Mismatch theory is a concept in evolutionary biology that refers to fluidity in fitness criteria.
The essence of mismatch theory is that organisms possess traits (including behavioral, emotional, and biological) that have been passed down through generations, preserved by natural selection because of their adaptive function in a given environment. However, the given environment of the evolutionary period can be quite unlike the current environment. Therefore, traits that were at one time adaptive in a certain environment, are now "mismatched" to the environment that the trait is currently present in. This can present a number of problems for the organism in question. One example is the taste of foods high in fat and sugar to humans. In Pleistocene environments, sugars and fats were relatively uncommon in the human diet. In the modern Western diet, however, foods with such properties are relatively easy to acquire. This can be problematic since an abundance of such foods combined with the human adaptation to prefer them can, and often does, contribute to obesity and chronic metabolic syndrome.
The role of evolutionary mismatch in disease has been explored by a group of researchers at Duke University.

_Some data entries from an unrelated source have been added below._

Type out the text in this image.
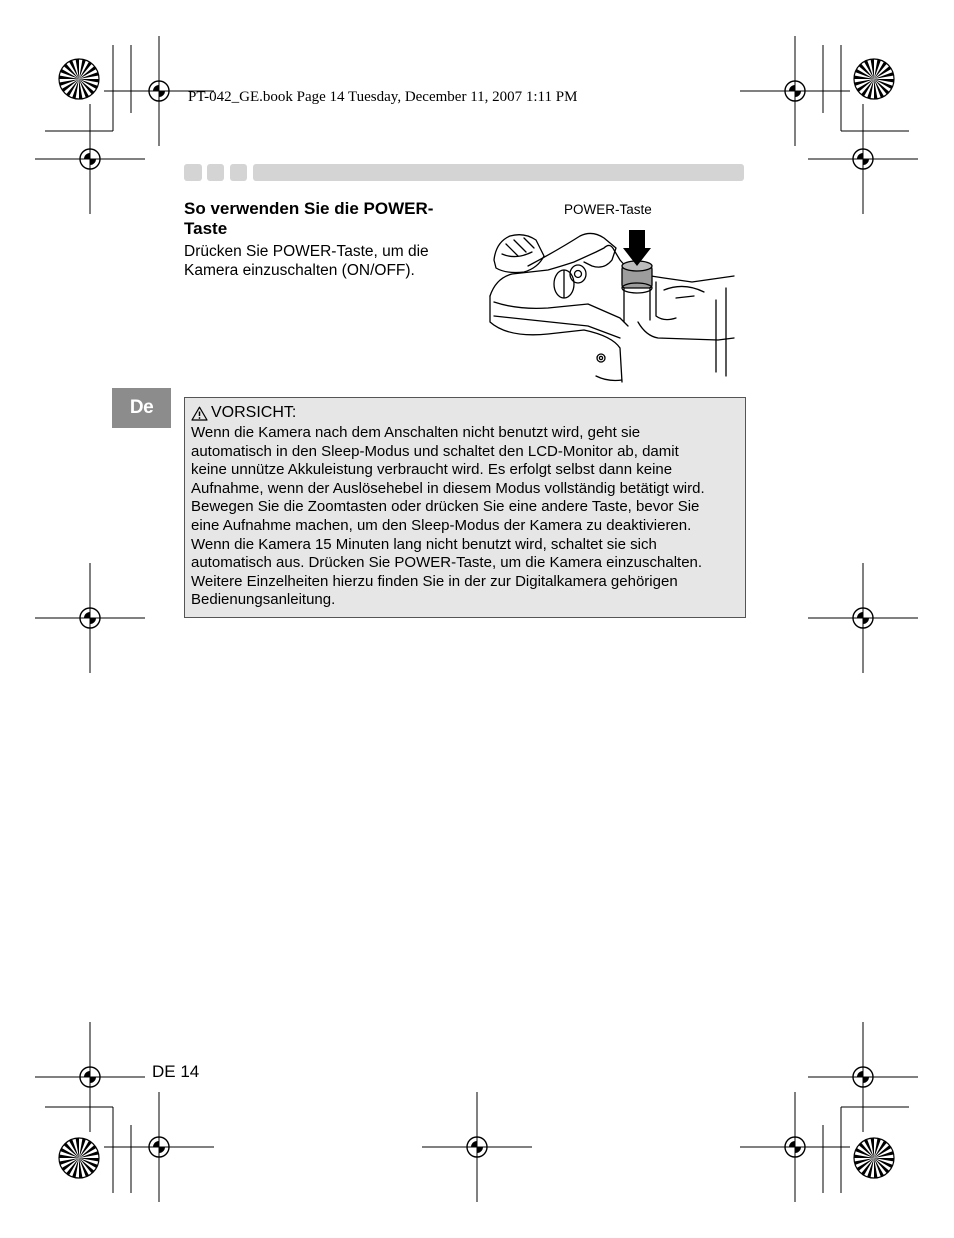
PT-042_GE.book Page 14 Tuesday, December 11, 2007 1:11 PM
So verwenden Sie die POWER-Taste
Drücken Sie POWER-Taste, um die Kamera einzuschalten (ON/OFF).
POWER-Taste
De	VORSICHT:

Wenn die Kamera nach dem Anschalten nicht benutzt wird, geht sie

automatisch in den Sleep-Modus und schaltet den LCD-Monitor ab, damit

keine unnütze Akkuleistung verbraucht wird. Es erfolgt selbst dann keine

Aufnahme, wenn der Auslösehebel in diesem Modus vollständig betätigt wird.

Bewegen Sie die Zoomtasten oder drücken Sie eine andere Taste, bevor Sie

eine Aufnahme machen, um den Sleep-Modus der Kamera zu deaktivieren.

Wenn die Kamera 15 Minuten lang nicht benutzt wird, schaltet sie sich

automatisch aus. Drücken Sie POWER-Taste, um die Kamera einzuschalten.

Weitere Einzelheiten hierzu finden Sie in der zur Digitalkamera gehörigen

Bedienungsanleitung.

DE 14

They theorize that mismatches inclusive of vitamin D deficiency attributed to lack of regular exposure to sunlight, chronic stress, and particularly the elimination of keystone species of organisms such as geohelminths from the human body are thought to play a part in the development autoimmune diseases. These diseases are rare in undeveloped countries where people live in conditions that more closely reflect humankind's biological experiences over millennia.